SELAKSA.ID LAMONGAN — Pelantikan Kepala Dusun (Kadus) Plosokuning, Desa Padenganploso, Kecamatan Pucuk, Kabupaten Lamongan diwarnai dugaan praktik jual-beli jabatan dan penipuan oleh Kepala Desa (Kades) setempat, Shokib, Selasa (1/9/2026). Terdapat warga yang menyebut telah menjadi korban pemerasan berkedok "mahar" jabatan oleh Sang Kades.
Berdasarkan data yang dihimpun dari sejumlah warga di Desa Padenganploso, proses pengisian jabatan yang dilakukan melalui mekanisme mutasi ini memicu polemik. Dugaan kezaliman ini mencuat setelah salah seorang warga, berinisial MH, mengaku telah dijanjikan posisi Kepala Dusun oleh Kades.
Nahasnya, MH mengungkapkan, untuk mendapatkan jabatan yanh dijanjikan tersebut, ia diminta menyiapkan mahar sebesar Rp80 juta. Mahar itu harus disetorkan sebelum pelantikan terjadi.
"Kepala desa meminta uang Rp3 juta dengan skema dua amplop. Katanya, Rp2 juta dialokasikan untuk Camat dan Rp1 juta untuk pihak Dinas Pemberdayaan Masyarakat Desa (PMD). Sebelumnya, ia juga meminta uang Rp1 juta dengan dalih utang pribadi," ungkapnya.
Sampai berita ini ditulis, jabatan yang dijanjikan kepada MH pun tidak pernah terwujud. Alih-alih menggelar rekrutmen terbuka yang sedianya dijadwalkan pada Agustus 2026 untuk mengisi empat formasi perangkat desa yang kosong, Kades Shokib justru mengambil kebijakan mutasi. Ia mengangkat seorang Kepala Urusan (Kaur) Perencanaan di desa tersebut untuk mengisi kekosongan jabatan Kepala Dusun Plosokuning.

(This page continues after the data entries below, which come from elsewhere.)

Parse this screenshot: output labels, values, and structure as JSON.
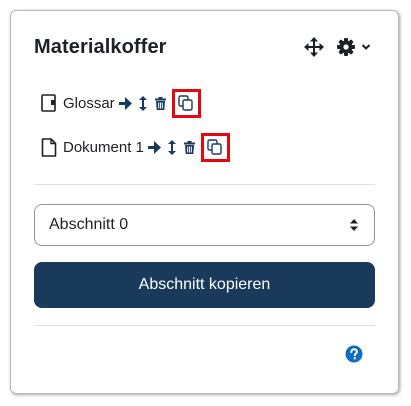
{
  "block": {
    "title": "Materialkoffer"
  },
  "activities": [
    {
      "label": "Glossar",
      "icon": "glossary-icon"
    },
    {
      "label": "Dokument 1",
      "icon": "document-icon"
    }
  ],
  "section_select": {
    "value": "Abschnitt 0"
  },
  "copy_button": {
    "label": "Abschnitt kopieren"
  },
  "colors": {
    "primary": "#1a3a5c",
    "highlight": "#e40612",
    "text": "#1d2125",
    "help_icon": "#0f6cbf"
  }
}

Pengurus Karang Taruna Dusun Plosokuning, Aditya, membenarkan adanya gejolak dan rumor praktik kotor yang mencuat di tengah masyarakat tersebut. "Iya mas, kabar ini telah menjadi buah bibir dari warung ke warung bahwa Kepala Dusun yang baru dilantik diduga juga dimintai mahar sebesar Rp60 juta oleh Kades," bebernya.
Kendati rumor ini sempat dibantah melalui sebuah surat pernyataan tertulis yang dibuat oleh Kadus terlantik. Namun, hal ini justru memicu kecurigaan baru. "Warga semakin bertanya-tanya, apakah surat pernyataan itu dibuat atas paksaan Kades karena rumor ini sudah semakin tak terkendali. Apalagi, tak berselang lama setelah surat itu dibuat, undangan pelantikan tiba-tiba tersebar di grup WhatsApp warga," imbuhnya.

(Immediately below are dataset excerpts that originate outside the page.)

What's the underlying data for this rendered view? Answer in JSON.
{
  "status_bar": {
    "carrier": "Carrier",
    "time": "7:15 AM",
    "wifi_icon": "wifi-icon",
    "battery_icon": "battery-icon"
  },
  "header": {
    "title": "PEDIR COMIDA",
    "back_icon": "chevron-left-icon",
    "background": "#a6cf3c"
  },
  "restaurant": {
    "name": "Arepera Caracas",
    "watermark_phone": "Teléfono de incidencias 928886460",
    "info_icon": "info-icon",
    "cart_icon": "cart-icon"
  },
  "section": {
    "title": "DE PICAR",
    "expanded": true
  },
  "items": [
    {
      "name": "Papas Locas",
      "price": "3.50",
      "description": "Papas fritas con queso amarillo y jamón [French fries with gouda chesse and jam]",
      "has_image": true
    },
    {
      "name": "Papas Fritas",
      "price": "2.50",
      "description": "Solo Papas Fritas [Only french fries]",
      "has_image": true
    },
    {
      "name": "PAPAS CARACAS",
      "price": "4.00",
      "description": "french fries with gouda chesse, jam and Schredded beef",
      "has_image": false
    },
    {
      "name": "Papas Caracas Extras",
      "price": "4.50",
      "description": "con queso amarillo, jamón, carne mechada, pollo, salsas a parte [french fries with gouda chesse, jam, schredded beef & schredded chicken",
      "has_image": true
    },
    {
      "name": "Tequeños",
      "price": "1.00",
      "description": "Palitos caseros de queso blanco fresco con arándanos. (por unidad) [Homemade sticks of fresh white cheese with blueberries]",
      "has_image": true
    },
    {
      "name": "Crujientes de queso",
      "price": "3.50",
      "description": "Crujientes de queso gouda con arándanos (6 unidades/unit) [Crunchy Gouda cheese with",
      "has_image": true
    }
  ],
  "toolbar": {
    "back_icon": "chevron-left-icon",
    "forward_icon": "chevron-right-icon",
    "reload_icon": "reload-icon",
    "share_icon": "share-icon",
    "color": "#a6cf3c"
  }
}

Lebih lanjut, Aditya menilai proses pelantikan ini sangat janggal dan terkesan dipaksakan. Pasalnya, mekanisme mutasi ini dilakukan saat ada tiga formasi jabatan lainnya yang masih kosong di desa tersebut, termasuk posisi Kepala Dusun Padengan yang seharusnya bisa diisi secara serentak melalui proses rekrutmen yang adil.

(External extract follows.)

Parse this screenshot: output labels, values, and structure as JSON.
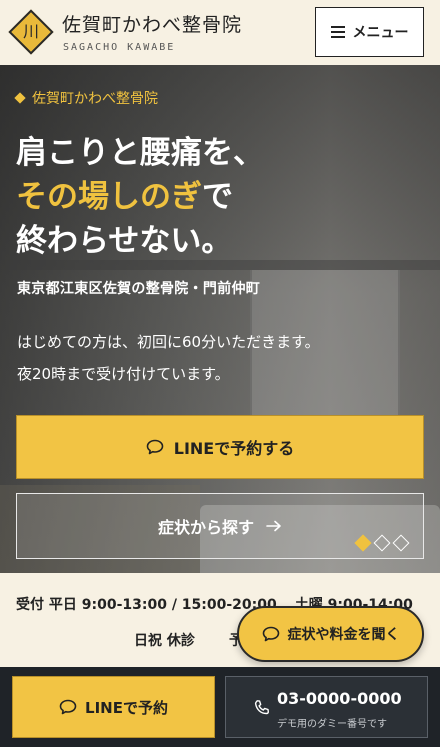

Menindaklanjuti temuan tersebut, Aditya dan jajaran Karang Taruna menyatakan komitmennya untuk mendampingi warga yang menjadi korban penipuan mahar jabatan oleh Kades Shokib. Langkah ini diambil untuk mencari keadilan dan memastikan tidak ada lagi warga yang menjadi korban kesewenang-wenangan perangkat desa di masa mendatang.